As you come with me on this Blog journey through our current trials, you will see that I am not perfect nor is my strength my own. You will see that I have bouts of sadness and bouts of fear. And yet at the end of the day, when I'm done shaking my fist at God and wondering, "Where are you?", God is still God and I am still in His hands.

And that is why I have hope. I am no person's fool. I am simply loved by Him.

Thank you for sharing this journey with me,

Jack

1 comment:

  1. And so it begins...but as you have written and as you know, you are absolutely not taking this journey alone. We are all there for you, brother Jack, and will do all we can to help.
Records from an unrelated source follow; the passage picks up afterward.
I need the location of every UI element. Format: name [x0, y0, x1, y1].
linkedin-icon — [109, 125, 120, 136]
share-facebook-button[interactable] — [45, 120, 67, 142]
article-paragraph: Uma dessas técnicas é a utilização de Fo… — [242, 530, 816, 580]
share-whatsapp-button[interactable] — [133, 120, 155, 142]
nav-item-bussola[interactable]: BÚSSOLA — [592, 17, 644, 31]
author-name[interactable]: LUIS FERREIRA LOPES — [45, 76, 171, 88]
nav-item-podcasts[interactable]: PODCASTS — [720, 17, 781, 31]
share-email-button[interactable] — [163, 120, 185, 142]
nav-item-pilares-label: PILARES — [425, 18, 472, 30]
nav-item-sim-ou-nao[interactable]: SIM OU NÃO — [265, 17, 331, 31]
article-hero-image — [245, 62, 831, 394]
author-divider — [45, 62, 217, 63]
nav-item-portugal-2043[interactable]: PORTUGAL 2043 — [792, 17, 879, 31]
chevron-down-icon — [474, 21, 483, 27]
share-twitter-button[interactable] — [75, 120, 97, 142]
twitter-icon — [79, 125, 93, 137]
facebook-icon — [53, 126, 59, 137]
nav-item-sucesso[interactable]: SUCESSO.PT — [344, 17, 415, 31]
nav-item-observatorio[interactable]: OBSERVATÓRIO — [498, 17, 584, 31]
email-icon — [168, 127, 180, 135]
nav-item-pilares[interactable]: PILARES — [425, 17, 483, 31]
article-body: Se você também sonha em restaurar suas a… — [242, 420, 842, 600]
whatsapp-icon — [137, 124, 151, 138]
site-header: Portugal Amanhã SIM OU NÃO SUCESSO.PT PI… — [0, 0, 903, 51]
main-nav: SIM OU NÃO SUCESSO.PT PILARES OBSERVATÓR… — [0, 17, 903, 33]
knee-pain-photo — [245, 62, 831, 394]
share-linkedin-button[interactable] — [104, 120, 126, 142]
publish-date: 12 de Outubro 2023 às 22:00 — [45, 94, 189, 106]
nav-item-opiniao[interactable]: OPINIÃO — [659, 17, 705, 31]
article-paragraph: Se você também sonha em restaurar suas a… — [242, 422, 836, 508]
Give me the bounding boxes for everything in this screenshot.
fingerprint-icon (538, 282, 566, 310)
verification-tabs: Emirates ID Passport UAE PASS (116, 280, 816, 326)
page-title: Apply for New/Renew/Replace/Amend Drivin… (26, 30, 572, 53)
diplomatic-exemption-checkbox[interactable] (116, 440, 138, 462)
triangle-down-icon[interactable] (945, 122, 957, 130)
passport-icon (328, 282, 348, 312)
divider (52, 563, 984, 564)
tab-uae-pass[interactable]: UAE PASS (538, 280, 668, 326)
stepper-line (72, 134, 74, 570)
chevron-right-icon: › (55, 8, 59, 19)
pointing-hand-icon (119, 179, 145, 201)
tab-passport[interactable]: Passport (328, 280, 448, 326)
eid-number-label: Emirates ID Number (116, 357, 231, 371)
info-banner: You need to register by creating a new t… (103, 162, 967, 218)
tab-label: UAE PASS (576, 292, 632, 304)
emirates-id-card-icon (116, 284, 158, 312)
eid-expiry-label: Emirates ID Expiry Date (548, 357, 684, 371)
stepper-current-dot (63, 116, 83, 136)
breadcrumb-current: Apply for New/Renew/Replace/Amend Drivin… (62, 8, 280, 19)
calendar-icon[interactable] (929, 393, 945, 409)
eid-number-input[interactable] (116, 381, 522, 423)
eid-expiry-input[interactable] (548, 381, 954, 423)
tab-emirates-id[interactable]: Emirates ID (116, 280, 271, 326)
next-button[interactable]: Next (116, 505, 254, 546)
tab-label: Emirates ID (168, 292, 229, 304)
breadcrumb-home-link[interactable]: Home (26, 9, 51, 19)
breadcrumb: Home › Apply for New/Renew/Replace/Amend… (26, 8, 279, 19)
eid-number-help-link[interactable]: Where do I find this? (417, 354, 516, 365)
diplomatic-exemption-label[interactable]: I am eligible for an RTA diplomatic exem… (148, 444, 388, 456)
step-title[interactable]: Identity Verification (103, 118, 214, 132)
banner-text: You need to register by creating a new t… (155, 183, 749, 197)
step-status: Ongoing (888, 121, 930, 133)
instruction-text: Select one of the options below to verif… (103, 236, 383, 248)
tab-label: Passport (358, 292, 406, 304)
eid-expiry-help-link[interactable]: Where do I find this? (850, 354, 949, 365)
    You know, Jack, the other day I was driving to class and some trivial annoyance left me feeling sorry for myself. The instataneous, lightning speed transfer from immediate annoyance to acknowlegement of where I fit in the big picture brought sudden humility and mild irritation at myself. Whatever it was that initially annoyed me was immediately forgotten and in its place was my voice critically telling me to "get real". I've learned to listen to that voice and count my blessings each and every day, each and every time the opportunity presents itself. As we've discussed before, not only you and I but along with family and friends, we are so blessed in so many ways. And each time I watch the grace and dignity you and your family exhibit every day, I am once again reminded to count my blessings, which include the five of you (Max, of course), and pray answers and material relief will come to you quickly. Your struggles are many but the lessons you show to others are countless. Love to all.